8220 has been active since early 2017 and is a tool for mining the Chinese-language Monero cryptocurrency. The name is due to its preference for communicating with command and control (C&C) servers over port 8220. It is also the “developer” of a tool called whatMiner, which was co-opted by the Rocke cybercriminal group.
In July 2019, the Alibaba Cloud Security Team discovered a change in the group’s tactics, noting the use of rootkits (malware that work by intercepting operating system actions and altering their results) to hide the mining program. Two years later, the gang resurfaced with variants of the Tsunami IRC botnet and a custom miner “PwnRig”.
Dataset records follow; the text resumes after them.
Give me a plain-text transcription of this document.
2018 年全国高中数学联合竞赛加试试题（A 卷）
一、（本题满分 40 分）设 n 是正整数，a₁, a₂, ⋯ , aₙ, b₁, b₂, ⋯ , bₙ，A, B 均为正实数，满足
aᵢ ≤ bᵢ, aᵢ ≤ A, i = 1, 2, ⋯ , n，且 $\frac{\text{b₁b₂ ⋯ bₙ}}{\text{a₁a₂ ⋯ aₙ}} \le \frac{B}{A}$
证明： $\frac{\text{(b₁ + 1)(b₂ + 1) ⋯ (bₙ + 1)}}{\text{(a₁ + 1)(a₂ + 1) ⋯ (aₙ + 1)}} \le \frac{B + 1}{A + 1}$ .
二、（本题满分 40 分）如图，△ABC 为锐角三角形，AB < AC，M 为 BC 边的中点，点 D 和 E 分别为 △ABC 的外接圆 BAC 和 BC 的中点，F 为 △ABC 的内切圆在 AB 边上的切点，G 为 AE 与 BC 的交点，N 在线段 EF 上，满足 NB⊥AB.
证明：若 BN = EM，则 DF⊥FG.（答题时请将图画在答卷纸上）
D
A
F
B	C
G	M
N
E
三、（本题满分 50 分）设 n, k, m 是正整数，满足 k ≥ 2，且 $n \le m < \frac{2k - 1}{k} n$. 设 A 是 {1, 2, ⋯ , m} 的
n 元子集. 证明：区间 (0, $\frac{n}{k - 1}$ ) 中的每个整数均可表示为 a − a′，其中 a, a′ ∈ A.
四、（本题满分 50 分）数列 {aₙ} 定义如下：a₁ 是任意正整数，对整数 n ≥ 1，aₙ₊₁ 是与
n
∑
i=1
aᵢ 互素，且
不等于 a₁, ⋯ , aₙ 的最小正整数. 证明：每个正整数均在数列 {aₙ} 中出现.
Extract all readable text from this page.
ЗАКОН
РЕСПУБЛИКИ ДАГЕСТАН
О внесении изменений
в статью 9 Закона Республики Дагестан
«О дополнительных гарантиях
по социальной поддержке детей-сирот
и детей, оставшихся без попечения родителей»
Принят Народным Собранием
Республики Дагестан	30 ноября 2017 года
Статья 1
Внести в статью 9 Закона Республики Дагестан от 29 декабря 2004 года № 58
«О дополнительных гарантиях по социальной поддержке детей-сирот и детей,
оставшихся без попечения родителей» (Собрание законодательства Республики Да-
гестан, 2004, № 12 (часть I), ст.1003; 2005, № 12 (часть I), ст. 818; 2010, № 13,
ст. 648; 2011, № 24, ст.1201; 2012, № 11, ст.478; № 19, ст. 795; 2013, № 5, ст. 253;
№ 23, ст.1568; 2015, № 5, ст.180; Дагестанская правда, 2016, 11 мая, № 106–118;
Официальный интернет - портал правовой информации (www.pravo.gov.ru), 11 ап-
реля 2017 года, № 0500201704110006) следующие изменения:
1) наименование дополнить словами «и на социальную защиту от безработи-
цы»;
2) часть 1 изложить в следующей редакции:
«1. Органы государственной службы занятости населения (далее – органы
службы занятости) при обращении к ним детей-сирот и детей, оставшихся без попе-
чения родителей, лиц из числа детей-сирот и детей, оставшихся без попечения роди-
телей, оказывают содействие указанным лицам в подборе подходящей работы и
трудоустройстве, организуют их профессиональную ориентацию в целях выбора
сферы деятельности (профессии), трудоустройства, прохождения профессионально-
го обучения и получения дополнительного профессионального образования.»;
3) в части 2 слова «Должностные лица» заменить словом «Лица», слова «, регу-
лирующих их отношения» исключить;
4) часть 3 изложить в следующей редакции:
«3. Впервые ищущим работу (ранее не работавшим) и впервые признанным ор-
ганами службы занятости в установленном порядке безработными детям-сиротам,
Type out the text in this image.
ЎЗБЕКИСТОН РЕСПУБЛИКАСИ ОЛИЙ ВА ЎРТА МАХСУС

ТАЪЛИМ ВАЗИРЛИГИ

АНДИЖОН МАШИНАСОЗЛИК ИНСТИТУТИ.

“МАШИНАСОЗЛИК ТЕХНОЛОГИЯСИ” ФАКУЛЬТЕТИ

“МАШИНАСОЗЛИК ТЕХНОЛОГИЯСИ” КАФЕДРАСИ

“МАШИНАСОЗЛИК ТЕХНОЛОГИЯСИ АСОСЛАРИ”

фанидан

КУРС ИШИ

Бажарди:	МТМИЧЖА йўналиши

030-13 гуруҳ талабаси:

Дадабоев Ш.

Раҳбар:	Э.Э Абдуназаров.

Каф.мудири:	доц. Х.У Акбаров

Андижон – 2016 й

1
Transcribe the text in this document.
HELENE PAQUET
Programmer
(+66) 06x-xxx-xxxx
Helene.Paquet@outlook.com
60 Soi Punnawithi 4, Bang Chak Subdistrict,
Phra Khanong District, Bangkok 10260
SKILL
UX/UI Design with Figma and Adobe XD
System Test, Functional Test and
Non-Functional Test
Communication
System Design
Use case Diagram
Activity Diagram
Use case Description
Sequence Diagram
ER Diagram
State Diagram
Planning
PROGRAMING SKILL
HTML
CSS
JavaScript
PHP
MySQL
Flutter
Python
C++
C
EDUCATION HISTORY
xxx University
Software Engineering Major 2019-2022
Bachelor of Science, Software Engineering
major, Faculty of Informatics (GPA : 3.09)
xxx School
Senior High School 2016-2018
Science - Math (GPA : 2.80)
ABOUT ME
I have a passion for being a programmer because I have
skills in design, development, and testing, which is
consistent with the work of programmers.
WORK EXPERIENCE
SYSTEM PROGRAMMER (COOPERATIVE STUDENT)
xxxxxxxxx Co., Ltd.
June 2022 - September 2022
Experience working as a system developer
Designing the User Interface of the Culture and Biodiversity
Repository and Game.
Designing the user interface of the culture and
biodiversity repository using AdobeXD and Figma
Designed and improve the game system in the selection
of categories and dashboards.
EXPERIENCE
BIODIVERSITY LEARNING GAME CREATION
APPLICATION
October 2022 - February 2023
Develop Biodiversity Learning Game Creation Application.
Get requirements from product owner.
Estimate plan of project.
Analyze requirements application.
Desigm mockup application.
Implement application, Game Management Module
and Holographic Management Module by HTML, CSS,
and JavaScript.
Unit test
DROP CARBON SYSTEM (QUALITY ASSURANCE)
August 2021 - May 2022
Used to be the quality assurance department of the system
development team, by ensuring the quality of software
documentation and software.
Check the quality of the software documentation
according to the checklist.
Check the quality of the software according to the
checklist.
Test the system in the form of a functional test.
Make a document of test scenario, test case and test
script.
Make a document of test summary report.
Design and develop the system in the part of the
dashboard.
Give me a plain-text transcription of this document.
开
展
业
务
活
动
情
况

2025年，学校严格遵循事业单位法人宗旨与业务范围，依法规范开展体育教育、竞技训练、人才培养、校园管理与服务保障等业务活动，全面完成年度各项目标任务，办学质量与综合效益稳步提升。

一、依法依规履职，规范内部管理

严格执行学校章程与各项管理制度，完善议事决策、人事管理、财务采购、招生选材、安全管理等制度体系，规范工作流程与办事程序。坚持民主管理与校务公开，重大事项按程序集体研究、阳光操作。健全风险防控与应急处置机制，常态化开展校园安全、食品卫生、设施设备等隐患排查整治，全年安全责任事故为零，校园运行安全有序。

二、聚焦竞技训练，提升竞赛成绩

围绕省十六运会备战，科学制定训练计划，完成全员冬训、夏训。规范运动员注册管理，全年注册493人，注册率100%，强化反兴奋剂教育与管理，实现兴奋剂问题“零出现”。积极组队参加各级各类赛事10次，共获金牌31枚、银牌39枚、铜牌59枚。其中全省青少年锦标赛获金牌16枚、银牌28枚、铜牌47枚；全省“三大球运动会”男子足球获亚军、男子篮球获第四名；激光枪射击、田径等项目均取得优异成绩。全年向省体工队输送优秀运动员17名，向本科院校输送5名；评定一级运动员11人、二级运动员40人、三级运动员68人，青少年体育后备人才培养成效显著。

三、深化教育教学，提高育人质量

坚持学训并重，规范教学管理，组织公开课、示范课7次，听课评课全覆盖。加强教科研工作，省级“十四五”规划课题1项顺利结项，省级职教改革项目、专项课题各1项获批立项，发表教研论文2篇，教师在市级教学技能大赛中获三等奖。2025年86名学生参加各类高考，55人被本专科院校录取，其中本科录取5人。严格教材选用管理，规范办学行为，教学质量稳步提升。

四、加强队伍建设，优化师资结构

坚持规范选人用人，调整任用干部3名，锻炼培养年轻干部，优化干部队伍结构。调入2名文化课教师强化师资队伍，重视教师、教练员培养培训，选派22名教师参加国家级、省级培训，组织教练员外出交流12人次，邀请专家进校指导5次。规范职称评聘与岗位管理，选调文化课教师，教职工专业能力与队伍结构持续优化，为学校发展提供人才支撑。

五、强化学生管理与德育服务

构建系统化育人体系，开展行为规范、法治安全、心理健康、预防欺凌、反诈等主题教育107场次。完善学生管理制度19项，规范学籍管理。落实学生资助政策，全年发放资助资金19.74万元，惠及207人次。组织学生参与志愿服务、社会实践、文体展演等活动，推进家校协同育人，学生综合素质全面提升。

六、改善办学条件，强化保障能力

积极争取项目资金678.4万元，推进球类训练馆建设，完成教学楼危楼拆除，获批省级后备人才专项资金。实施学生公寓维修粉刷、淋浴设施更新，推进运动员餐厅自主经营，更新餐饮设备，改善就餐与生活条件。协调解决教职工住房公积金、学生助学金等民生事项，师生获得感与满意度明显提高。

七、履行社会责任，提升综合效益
Now, according to Microsoft, the latest campaign that hit Linux i686 and x86_64 systems has been observed arming remote code execution (RCE) exploits for the just-released Atlassian Confluence Server (CVE-2022-26134) and Oracle WebLogic. (CVE-2019-2725) for initial access.
This step is followed by retrieving a malware loader from a remote server designed to drop the PwnRig miner and an IRC bot, but not before taking steps to evade detection by erasing log files and disabling cloud monitoring and software. of security.
In addition to achieving persistence via a cron job, the “loader uses the ‘masscan’ IP port scan tool to find other SSH servers on the network and then uses the GoLang-based SSH brute force tool ‘spirit ‘ to propagate,” Microsoft said.
The findings come after Akamai revealed that the Atlassian Confluence flaw is witnessing 20,000 exploit attempts a day that are launched from around 6,000 IP addresses, down from a peak of 100,000 shortly after the bug was disclosed on June 2. Sixty-seven percent of the attacks allegedly originated in the US.
“In the lead, commerce is the target of 38% of attacks, followed by high-tech and financial services sectors, respectively,” Akamai’s Chen Doytshman said last week. “These three main verticals represent more than 75% of the activities [do malware]. “Attacks range from vulnerability probes to determining whether the target system is susceptible to malware injection, such as web shells and crypto miners, the cloud security firm noted.
“What is particularly concerning is how much change this type of attack has seen in the last few weeks,” added Doytshman. “As we have seen with similar vulnerabilities, this CVE-2022-26134 will likely continue to be exploited for at least the next two years.”